Although the district court denied plaintiffs’ motion for a temporary restraining order, it converted the motion to a motion for a preliminary injunction and set a briefing and hearing schedule. On November 29, 2006, the court granted plaintiffs’ motion and entered a preliminary injunction against FEMA. The court rejected each of FEMA’s arguments, observing that “[i]t is unfortunate, if not incredible, that FEMA and its counsel could not devise a sufficient notice system to spare these beleaguered evacuees the added burden of federal litigation to vindicate their constitutional rights.” ACORN v. FEMA, 463 F.Supp.2d 26, 29 (D.D.C. 2006). The court ordered FEMA “to provide, as soon as possible, more detailed explanations for the denials of evacuees’ eligibility for housing assistance benefits under Section 408, including the factual and statutory basis for the denial and more fulsome instructions as to how each evacuee may either cure their ineligibility problem(s) or proceed with an appeal.” Id. at 36. The court also ordered FEMA to restore Section 403 short-term housing assistance benefits to the evacuees pending receipt of the more detailed explanations and a chance to appeal and to pay the evacuees the short-term assistance benefits they would have received during the time that the preliminary injunction motion was pending. Id. at 36-37.

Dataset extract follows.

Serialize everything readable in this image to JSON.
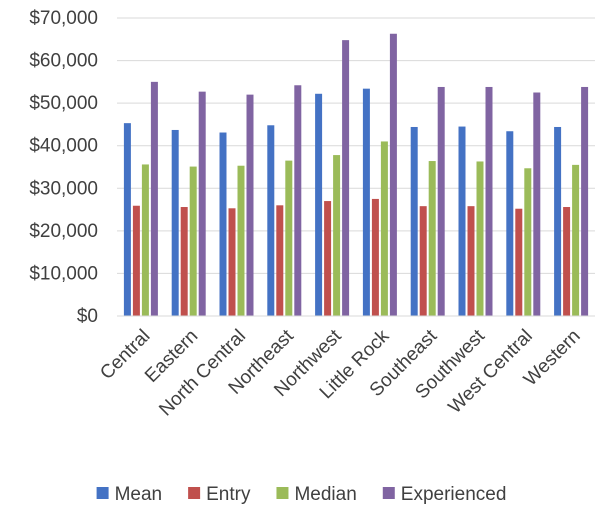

FEMA filed a notice of appeal and a motion to stay the order pending appeal. The district court denied FEMA’s motion for a stay, and over the next seven weeks held twelve status hearings to ensure FEMA’s compliance with the preliminary injunction. On December 22, the court of appeals stayed two provisions of the preliminary injunction, but not the main relief sought by plaintiffs and ordered by the court: a detailed explanation for FEMA’s ineligibility decisions.
According to FEMA, the court’s preliminary injunction of November 29 covered approximately 5,000 evacuee households that FEMA had determined to be ineligible. By January 26, 2007, as a result of this litigation, at least 1,063 evacuee households obtained the Section 408 housing benefits to which they were entitled but had been erroneously denied. On that date, the district court observed that the issues on appeal were largely moot, and all evacuees who could reasonably be located had received a more detailed notice and an opportunity to appeal. Therefore, on January 30, 2007, plaintiffs voluntarily dismissed their lawsuit against FEMA.